The CSS build will output a bunch of different files into the lib
folder.
- It aggregates all the base styles for components into a
base.css
file. - It combines base and default styles (seeing as you'd never want default without base) into a
default.css
file. - It creates sass and css files for individual components so that you can pick and choose what files you want.
- As well as creating the
.css
files it also combines and moves the sass files across to allow users to handle sass compilation if they would prefer.
For example if you had a Table-base.scss
and Table-default.scss
file it would output the following files:
lib
├── base.css
├── base.scss
├── default.css
├── default.scss
├── component
│ └── table
│ ├── Table-base.css
│ ├── Table-base.scss
│ ├── Table-default.css
│ ├── Table-default.scss
│ └── Table.js
All components should be accompanied by implementation examples. Simple code examples can be placed in JSDoc comments but any complex or varied functionality that the component allows should be shown with working examples in the example folder.
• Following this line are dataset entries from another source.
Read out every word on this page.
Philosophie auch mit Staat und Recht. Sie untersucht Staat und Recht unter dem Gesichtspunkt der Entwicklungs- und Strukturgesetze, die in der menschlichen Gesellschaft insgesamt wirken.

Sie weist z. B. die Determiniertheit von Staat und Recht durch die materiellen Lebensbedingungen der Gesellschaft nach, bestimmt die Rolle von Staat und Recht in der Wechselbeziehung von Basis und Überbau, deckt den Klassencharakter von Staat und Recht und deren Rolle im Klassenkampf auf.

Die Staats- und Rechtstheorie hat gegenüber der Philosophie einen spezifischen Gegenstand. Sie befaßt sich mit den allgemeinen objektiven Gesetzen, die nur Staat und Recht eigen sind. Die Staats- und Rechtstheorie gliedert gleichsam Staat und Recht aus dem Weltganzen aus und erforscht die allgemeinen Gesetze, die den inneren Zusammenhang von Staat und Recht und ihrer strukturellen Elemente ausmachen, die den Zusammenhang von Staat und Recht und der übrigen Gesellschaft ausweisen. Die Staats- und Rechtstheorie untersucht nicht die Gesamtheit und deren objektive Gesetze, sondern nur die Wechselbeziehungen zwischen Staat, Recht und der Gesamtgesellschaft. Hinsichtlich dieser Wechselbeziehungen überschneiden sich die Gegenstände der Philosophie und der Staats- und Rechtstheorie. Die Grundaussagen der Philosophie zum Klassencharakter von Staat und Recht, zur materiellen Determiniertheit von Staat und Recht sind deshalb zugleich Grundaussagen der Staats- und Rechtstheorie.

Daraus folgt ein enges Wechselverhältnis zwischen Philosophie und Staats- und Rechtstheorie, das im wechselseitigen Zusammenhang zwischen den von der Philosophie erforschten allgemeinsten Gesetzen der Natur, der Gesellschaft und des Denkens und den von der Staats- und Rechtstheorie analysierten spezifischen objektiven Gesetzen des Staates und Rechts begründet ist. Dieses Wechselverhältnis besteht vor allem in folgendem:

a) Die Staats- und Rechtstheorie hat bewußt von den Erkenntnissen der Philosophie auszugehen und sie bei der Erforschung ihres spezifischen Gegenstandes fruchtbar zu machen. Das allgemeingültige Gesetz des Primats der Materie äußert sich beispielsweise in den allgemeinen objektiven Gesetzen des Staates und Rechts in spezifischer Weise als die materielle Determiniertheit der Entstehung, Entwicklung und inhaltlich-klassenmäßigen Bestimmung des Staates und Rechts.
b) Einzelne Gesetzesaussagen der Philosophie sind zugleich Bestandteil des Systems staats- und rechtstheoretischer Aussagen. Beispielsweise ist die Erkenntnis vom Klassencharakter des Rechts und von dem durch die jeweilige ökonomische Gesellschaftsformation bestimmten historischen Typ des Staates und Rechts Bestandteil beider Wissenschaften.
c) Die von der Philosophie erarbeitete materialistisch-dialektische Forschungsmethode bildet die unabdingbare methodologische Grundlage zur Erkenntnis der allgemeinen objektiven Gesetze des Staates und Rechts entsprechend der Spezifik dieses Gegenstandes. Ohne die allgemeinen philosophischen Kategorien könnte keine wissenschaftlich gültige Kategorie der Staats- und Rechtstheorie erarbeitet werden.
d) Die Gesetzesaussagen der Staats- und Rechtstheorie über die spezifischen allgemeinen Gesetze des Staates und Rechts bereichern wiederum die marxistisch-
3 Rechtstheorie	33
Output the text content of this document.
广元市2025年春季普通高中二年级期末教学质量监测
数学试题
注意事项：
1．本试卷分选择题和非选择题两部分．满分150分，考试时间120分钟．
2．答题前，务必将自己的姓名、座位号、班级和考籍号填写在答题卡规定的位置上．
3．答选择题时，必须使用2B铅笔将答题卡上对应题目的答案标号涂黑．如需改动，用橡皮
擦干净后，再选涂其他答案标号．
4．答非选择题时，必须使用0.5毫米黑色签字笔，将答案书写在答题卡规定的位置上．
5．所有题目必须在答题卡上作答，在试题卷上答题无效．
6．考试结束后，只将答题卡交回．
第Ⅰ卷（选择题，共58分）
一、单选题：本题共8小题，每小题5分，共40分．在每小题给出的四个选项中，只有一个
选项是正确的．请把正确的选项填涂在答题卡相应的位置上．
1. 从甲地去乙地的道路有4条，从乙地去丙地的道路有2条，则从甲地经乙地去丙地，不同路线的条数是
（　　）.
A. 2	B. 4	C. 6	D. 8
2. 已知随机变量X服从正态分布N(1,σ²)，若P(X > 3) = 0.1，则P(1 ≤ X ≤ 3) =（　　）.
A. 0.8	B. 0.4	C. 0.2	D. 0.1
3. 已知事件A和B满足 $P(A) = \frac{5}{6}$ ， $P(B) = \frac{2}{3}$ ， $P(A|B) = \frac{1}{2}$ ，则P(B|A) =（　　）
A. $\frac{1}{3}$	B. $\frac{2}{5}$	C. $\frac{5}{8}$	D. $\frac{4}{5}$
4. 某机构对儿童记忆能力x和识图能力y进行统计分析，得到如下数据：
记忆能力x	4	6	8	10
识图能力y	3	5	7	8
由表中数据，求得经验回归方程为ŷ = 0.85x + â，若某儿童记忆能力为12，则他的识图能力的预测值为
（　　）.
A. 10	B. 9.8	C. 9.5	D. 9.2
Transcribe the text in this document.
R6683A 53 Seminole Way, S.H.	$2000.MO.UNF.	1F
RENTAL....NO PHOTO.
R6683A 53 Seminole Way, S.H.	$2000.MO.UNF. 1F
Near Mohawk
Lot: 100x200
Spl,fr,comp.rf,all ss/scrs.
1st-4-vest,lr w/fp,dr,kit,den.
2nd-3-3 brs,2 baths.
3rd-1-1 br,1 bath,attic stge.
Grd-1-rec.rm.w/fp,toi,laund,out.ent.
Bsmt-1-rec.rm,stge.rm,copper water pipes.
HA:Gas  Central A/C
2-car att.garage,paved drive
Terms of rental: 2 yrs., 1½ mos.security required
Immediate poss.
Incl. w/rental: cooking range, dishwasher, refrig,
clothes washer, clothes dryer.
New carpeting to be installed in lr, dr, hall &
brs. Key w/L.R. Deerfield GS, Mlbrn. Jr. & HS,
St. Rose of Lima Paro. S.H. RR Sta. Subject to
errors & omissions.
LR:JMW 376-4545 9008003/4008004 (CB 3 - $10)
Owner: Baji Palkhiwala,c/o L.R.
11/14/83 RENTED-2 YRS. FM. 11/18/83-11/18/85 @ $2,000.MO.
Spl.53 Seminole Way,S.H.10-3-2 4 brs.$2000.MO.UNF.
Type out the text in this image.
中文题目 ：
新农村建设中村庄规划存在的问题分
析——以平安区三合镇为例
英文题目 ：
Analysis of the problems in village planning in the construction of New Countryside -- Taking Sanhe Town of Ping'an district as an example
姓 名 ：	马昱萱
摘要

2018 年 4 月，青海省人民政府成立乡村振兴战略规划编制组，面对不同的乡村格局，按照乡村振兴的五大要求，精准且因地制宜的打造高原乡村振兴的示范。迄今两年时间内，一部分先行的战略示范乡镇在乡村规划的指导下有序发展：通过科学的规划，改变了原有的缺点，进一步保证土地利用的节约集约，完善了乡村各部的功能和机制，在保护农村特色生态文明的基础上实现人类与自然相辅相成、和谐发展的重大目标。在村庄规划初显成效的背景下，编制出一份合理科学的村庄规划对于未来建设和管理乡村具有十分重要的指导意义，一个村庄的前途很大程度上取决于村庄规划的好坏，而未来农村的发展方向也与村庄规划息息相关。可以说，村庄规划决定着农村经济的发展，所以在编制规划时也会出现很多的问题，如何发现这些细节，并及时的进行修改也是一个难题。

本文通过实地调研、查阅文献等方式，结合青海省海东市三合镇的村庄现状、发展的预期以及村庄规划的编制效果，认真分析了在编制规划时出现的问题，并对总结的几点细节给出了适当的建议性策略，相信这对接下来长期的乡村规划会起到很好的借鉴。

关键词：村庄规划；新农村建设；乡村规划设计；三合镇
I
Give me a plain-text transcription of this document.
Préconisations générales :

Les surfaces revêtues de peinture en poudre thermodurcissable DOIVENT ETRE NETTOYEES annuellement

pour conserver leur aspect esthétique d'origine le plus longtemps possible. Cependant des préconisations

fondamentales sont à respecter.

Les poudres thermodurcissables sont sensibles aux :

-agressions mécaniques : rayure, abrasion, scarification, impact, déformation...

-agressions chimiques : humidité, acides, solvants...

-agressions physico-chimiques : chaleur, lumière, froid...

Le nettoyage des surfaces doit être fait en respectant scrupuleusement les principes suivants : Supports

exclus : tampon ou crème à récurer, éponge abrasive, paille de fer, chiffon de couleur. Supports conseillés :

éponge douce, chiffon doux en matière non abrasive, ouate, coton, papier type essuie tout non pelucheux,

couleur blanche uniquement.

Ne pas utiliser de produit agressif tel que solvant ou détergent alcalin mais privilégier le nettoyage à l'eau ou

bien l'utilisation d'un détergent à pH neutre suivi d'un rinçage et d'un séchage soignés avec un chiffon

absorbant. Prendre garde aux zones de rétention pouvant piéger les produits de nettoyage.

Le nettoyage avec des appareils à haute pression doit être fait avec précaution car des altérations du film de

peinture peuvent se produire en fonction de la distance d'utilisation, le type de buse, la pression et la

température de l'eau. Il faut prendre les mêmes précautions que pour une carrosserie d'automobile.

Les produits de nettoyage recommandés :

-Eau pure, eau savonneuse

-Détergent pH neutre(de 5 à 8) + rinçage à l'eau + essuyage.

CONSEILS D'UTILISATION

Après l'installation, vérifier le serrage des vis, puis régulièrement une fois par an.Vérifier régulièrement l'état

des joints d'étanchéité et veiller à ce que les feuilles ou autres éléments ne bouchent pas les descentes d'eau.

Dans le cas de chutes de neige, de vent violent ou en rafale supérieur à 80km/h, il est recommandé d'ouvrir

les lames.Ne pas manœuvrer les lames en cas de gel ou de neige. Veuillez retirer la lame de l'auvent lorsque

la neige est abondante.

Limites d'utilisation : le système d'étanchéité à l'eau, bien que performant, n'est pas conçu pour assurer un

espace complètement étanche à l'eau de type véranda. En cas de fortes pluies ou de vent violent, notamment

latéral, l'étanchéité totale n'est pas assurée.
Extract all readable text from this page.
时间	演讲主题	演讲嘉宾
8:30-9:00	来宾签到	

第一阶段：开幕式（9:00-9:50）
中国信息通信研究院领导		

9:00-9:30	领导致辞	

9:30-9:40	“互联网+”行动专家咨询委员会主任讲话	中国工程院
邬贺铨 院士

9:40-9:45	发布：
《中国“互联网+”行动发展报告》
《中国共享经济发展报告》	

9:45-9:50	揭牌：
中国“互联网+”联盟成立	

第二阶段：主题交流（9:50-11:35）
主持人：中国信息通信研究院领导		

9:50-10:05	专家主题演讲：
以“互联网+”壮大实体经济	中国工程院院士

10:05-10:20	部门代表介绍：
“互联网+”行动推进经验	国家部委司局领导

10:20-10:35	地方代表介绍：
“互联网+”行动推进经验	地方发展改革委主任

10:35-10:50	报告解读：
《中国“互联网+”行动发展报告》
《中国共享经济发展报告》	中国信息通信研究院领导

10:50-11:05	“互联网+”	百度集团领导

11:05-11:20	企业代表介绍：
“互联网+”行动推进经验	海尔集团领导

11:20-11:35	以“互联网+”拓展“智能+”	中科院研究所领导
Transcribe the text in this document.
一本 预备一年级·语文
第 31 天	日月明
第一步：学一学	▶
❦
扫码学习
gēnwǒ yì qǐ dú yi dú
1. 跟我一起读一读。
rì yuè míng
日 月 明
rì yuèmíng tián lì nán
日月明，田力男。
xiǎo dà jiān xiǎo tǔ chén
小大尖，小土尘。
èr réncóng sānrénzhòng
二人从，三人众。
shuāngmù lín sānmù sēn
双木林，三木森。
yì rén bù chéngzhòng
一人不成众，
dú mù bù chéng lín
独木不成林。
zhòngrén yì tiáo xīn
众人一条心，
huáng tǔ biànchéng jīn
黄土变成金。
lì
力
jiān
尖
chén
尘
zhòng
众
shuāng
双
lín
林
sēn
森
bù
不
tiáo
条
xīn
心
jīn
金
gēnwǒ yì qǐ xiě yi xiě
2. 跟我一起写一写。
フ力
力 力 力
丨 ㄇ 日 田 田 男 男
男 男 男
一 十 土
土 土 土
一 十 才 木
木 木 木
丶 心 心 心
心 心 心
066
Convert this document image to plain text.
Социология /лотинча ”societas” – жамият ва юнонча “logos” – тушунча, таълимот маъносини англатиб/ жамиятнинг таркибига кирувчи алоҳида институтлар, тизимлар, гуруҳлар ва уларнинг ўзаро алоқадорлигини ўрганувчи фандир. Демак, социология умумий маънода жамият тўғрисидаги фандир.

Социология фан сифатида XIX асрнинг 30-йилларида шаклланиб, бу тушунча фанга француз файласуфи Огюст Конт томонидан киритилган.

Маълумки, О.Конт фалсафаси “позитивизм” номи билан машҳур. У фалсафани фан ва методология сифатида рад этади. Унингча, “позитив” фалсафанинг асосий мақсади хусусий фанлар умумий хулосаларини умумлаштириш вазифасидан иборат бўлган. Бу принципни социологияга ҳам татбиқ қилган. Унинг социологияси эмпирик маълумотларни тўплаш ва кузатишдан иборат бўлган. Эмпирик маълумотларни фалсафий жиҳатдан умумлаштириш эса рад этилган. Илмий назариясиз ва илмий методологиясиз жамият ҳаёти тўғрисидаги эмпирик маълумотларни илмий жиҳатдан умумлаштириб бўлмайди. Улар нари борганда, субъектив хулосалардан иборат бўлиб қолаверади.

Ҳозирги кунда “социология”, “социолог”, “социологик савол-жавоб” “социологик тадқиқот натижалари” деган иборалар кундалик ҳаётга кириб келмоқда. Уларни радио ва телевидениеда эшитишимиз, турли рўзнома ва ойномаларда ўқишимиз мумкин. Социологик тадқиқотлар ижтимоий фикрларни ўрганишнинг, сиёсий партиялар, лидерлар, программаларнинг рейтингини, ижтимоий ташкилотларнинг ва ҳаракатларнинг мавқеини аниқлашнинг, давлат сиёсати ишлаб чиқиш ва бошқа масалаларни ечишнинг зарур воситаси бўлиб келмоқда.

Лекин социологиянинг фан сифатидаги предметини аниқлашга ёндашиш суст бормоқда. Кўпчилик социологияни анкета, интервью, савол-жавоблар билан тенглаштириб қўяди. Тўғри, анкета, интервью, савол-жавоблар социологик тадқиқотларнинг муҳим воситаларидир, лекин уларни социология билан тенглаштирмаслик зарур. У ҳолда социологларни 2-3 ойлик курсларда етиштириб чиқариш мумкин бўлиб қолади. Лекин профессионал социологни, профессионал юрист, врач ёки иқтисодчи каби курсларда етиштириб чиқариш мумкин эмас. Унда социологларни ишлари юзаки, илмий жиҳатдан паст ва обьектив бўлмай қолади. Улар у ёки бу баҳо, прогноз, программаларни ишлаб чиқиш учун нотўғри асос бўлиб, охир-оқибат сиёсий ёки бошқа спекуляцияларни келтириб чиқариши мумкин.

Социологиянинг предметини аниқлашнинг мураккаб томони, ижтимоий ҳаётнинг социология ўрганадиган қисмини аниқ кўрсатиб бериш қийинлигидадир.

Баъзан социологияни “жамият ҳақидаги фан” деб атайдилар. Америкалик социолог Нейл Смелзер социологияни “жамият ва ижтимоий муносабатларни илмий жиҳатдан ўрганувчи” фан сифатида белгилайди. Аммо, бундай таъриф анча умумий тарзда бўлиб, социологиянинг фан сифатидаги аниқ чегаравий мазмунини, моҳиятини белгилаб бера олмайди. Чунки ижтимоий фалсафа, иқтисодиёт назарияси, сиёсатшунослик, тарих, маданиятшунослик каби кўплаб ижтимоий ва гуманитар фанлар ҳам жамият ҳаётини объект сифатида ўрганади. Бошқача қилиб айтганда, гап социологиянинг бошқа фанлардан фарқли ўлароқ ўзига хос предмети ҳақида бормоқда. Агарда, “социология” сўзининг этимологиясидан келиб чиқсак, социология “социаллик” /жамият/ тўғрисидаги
You can run the examples build from the parent pnut folder by running:
yarn run build-examples
This will cd into the example folder and run yarn install
and yarn run build
. Once the task finishes you can view the examples by running your favourite webserver in the example
folder.
The example folder contains a basic webpack/babel build setup. To start working on examples go into the example folder and run:
yarn install
The two main tasks are build and watch.
yarn run build
Will do a production build of the examples.
yarn run watch
will start up webpack-dev-server and allow for rapid development.
Documentation is written using JSDoc comments.
@TODO add more info here about documentation standards.